Un homme a été condamné vendredi à six mois de prison ferme car il s'est fait passer pour une victime du massacre qui a touché le Bataclan à Paris le 13 novembre 2015. Il avait notamment réclamé une indemnisation auprès du fonds public de soutien aux victimes du terrorisme.
02 déc. 2017, 09:03
/ Màj. le 02 déc. 2017 à 09:04
Le jeune ambulancier avait raconté avec force détails aux médias, ce qu'il disait avoir vécu au Bataclan dans la soirée du 13 novembre 2015, pendant l'attaque d'un commando djihadiste, qui avait fait 90 morts.

Un homme, qui s'était fait passer pour une victime du massacre de 2015 dans la salle de concerts du Bataclan à Paris, en France, a été condamné vendredi à six mois de prison ferme. Il n'était pas présent sur les lieux au moment de l'attaque.

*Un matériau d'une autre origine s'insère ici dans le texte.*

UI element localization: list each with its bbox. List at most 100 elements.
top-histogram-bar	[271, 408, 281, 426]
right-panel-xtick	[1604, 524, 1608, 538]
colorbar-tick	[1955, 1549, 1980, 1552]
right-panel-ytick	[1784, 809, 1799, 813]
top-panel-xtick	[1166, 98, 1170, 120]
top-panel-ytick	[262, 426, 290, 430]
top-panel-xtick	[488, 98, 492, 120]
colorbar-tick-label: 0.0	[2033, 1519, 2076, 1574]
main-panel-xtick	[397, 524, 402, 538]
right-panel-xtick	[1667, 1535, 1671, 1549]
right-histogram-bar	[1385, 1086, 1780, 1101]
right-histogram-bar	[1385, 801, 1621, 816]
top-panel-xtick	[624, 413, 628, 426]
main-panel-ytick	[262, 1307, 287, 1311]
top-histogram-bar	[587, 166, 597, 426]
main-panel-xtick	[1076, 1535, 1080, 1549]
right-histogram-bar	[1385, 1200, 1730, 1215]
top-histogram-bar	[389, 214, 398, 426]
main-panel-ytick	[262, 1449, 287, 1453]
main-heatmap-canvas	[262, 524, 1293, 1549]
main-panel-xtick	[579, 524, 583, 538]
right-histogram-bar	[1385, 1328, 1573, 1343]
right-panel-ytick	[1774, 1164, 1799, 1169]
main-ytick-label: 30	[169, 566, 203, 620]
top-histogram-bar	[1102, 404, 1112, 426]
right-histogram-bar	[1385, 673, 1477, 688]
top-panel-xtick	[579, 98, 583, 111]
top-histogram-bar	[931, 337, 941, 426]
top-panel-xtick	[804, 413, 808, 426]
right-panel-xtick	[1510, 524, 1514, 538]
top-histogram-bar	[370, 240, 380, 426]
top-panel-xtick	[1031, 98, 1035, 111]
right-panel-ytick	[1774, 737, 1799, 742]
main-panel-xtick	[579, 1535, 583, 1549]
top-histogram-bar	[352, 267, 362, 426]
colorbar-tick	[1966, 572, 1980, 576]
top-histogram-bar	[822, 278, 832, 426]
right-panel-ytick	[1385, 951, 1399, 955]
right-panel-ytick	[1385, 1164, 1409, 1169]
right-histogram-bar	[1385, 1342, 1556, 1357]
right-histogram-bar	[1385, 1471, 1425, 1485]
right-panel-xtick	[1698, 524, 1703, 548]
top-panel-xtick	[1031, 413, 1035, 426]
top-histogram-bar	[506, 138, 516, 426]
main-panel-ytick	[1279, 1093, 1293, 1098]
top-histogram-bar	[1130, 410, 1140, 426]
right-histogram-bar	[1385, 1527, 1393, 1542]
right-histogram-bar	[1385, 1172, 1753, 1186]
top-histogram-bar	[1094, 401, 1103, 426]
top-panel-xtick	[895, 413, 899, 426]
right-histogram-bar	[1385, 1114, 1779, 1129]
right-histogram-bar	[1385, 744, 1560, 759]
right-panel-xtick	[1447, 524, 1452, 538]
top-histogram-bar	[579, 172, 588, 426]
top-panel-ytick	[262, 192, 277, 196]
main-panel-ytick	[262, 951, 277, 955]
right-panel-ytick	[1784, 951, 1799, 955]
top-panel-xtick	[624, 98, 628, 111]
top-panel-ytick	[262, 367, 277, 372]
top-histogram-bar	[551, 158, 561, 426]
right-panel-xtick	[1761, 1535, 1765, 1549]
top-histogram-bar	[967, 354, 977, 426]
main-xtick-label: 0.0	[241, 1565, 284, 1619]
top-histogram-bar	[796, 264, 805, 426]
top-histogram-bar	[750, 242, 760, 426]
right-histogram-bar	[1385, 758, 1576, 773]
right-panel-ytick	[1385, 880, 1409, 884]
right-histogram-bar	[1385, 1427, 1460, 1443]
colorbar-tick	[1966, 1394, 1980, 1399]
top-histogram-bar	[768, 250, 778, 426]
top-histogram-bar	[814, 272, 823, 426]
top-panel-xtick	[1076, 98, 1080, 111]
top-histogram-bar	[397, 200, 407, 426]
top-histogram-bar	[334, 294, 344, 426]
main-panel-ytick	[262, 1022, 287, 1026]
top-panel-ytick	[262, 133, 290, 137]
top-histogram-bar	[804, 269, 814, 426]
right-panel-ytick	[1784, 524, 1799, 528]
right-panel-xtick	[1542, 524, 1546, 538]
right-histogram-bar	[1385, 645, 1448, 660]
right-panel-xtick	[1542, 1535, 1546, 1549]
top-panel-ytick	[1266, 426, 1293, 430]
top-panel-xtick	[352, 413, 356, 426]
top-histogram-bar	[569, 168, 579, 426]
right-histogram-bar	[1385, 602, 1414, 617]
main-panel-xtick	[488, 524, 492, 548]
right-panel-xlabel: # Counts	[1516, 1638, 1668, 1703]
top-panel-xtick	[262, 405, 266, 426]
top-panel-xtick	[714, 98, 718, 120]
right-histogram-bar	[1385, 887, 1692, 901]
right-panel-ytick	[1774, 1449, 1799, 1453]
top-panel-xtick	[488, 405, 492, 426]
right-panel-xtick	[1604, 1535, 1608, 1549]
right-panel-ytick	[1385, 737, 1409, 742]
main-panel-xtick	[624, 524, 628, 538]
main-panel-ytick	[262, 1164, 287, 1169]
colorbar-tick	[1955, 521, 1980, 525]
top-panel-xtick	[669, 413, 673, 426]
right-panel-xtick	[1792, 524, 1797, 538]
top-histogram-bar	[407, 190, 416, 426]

L'homme de 29 ans a été condamné par le tribunal de Versailles à deux ans de prison, dont 18 mois avec sursis, pour "tentative d'escroquerie" au détriment du fonds d'aide aux victimes.

Ce jeune ambulancier avait raconté avec force détails aux médias, ce qu'il disait avoir vécu au Bataclan dans la soirée du 13 novembre 2015, pendant l'attaque d'un commando djihadiste, qui avait fait 90 morts.

 

 

Selon son récit, il buvait un verre avec deux amis quand il a vu arriver les tireurs. Une "femme enceinte" avait alors "pris les balles qui (lui) étaient destinées", disait-il.

Tatouage

Après l'attaque, l'homme avait réclamé une indemnisation auprès du fonds public de soutien aux victimes du terrorisme, mais sa requête était restée sans suites, faute de preuves suffisantes.

Intégré aux groupes de survivants des attentats, il s'était fait faire un tatouage - comme de nombreuses autres victimes - qui représentait une Marianne, le symbole de la république française, dressée devant la salle du Bataclan.

Les enquêteurs s'étaient intéressés à son cas un an après, car il n'avait pas porté plainte et des incohérences avaient été relevées dans son récit, notamment le fait qu'aucune femme enceinte n'avait perdu la vie ce soir-là, selon une source proche du dossier.

Au moins sept personnes ont été condamnées pour tentative d'escroquerie ou escroquerie depuis la série d'attentats du 13 novembre 2015 à Paris et Saint-Denis, au nord de la capitale, qui avait fait 130 morts et des centaines de blessés.